UZR: Ultimate Zone Rating. A fielding metric that improves on Bill James’ Range Factor. Created by Mitchel Lichtman (MGL), you can find the original methodology here. Basically, the field is broken into 64 zones, a run expectancy for each zone is calculated based on balls hit in that zone and the league average, then a run value is assigned to each player’s performance (this is INCREDIBLY simplified).
PMR: Probablistic Model of Range. Compiled by David Pinto at Baseball Musings every fall. It’s built on a similar concept to UZR. In short, of the balls put in play in each player’s zone, how many outs are expected? And how many are actually recorded? Methodology here and here.
Plus/Minus: Created by John Dewan. For each play made by a position player that at least one other player at that position failed to make, that player is awarded a plus. For each play a position player fails to make that’s made by at least one other player at that position, that player is awarded a minus. In the end, a positive score is above average and a negative score is below it. His explanation can be found here.

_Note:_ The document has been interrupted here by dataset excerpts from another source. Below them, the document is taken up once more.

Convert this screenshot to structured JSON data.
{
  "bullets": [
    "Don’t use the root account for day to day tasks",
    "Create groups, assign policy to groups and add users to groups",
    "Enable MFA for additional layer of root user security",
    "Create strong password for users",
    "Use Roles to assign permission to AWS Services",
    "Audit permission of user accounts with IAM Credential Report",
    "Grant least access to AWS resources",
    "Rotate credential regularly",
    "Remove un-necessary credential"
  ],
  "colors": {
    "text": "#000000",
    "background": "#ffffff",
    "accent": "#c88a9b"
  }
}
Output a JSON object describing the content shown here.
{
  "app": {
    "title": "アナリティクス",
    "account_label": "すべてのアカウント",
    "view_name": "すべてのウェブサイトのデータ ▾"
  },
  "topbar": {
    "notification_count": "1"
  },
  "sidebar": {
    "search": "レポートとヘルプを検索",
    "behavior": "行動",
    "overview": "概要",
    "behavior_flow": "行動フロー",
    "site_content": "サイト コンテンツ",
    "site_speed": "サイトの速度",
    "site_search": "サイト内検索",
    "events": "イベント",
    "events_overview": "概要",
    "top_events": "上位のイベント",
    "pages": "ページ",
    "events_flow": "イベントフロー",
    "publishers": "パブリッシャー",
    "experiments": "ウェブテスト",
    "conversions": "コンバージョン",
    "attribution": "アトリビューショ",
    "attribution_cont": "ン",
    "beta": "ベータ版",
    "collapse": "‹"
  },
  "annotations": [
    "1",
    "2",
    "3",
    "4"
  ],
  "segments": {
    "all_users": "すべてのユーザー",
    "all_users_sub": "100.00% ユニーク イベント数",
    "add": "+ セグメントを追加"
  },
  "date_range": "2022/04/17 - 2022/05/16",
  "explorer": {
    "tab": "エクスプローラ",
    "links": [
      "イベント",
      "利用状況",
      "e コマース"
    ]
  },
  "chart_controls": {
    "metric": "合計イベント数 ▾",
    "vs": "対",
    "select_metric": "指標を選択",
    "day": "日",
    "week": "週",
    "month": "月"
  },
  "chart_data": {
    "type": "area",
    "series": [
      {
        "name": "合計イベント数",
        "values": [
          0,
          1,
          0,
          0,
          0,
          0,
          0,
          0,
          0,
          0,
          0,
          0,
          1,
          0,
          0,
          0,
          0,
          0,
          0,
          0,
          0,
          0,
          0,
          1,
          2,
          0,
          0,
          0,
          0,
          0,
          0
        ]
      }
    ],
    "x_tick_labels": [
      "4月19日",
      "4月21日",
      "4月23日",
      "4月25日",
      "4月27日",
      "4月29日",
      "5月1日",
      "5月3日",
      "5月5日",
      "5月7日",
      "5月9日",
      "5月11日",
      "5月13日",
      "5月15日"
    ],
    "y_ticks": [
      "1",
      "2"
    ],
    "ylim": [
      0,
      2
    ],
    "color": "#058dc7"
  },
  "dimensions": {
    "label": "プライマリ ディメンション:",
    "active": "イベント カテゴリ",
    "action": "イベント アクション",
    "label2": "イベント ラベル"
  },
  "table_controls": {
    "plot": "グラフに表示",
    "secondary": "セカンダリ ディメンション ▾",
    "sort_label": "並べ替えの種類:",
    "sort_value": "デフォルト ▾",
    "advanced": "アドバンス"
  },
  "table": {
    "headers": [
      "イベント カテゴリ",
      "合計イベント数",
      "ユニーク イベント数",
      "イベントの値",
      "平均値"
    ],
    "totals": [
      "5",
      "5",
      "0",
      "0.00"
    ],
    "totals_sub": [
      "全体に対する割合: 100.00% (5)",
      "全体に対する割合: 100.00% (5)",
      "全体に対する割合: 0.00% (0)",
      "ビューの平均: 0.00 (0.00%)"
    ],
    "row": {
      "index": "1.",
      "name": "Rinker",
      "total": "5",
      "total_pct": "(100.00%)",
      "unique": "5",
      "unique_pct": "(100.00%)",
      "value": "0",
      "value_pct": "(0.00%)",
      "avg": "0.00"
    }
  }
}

wOBA: Created by Tom Tango last year, it creates a weighted OBP that considers at walk/OBP ratio. His methodology is here, the stat is found at FanGraphs.
BS Win- Blown Save, Win. See also, Matt Capps, Jose Mesa, Mike Williams, or any other Pirate closer in the past 15 years.
LOOGY- Lefty One Out GuY. Think Damaso Marte; a guy that’s absolutely poison on lefties but not worth much else otherwise.
PA- Plate appearances, which is like at-bats, only with walks, hit-by-pitches, and sacrifices. A much more complete stat to use.